Headwinds loom above Philippine factories despite November gains
MANILA, Philippines — Local factories saw production improve in November but external headwinds could spell trouble for the sector’s recovery from the pandemic.
Results of the Philippine Statistic Authority’s monthly survey of selected industries showed the volume of production index (VoPI), a measure of manufacturing output, grew 5.9% year-on-year in November. This was faster compared to the 5.3% expansion recorded in October.
This was the 18th straight month of expansion.
The manufacturing sector saw its fortunes rise as the Philippine economy reopened for business early in the second quarter. Its climb proved slow since external headwinds, such as supply chain disruptions, hampered its ascent.
Economic managers use manufacturing output as a gauge of economic welfare. This indicator measures the demand of consumers and businesses in the country, where consumption is king.

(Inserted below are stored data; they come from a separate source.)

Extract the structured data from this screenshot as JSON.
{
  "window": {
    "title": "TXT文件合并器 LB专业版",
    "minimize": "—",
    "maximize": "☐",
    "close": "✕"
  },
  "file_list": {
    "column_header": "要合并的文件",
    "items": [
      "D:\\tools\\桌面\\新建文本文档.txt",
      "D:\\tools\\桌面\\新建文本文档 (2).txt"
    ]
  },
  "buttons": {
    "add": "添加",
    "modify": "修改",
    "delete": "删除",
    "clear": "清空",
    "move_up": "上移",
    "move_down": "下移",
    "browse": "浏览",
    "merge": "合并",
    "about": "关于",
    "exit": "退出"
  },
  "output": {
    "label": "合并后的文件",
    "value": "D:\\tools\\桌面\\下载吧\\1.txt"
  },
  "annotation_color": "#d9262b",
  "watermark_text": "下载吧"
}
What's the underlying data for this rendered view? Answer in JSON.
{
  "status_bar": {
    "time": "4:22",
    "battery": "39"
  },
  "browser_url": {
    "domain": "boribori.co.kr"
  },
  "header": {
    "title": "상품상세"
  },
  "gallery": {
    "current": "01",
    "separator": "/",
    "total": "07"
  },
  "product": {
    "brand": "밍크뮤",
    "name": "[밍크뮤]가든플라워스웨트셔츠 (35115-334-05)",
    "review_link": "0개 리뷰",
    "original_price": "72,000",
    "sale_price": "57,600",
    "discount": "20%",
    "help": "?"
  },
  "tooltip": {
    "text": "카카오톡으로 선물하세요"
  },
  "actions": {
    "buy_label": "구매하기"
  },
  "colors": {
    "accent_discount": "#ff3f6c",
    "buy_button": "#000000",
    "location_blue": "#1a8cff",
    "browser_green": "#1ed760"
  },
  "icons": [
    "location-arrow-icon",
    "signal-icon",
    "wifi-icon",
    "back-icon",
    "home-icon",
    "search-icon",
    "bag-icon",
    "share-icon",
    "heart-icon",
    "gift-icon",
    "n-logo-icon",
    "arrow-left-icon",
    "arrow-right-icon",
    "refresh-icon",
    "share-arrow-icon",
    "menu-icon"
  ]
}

When demand proves firm, manufacturers tend to hire more workers to keep production churning. In November 2022, the economic subsector provided part-time employment for many Filipinos at the advent of the holiday season.
Nicholas Antonio Mapa, senior economist at ING Bank in Manila, expects demand to slow down.
“We could face some challenges given softer demand due to slowing global trade,” he said in a Viber message.
Analysts fear the global economy is headed to a recession in 2023, a projection that loomed over investors’ minds in past months. The interest rate hikes injected by central banks everywhere, to combat inflation in their countries, partly contributed to this slowdown.
Miguel Chanco, chief Emerging Asia economist for UK-based Pantheon Macroeconomics, agreed with Mapa’s take.
“The outlook for private consumption this year is challenging, even though the worst of the surge in inflation likely is over,” he said in an emailed commentary.
Broken down, 15 industries expanded in November. The manufacture of machinery and equipment except electrical led the pack as it ballooned 68.5% year-on-year.
Seven industries contracted in the same month, spearheaded by manufacture of electrical equipment.
Almost one-fifth of factories were churning at full capacity, as average capacity utilization inched up 72.5% from 72.4% in October.
“The surface-level resilience in spending and sales in 2022 was no free lunch, as it came at the expense of the rebuilding in savings lost during the pandemic, and it was backed by an unsustainable surge in household debt,” Chanco added.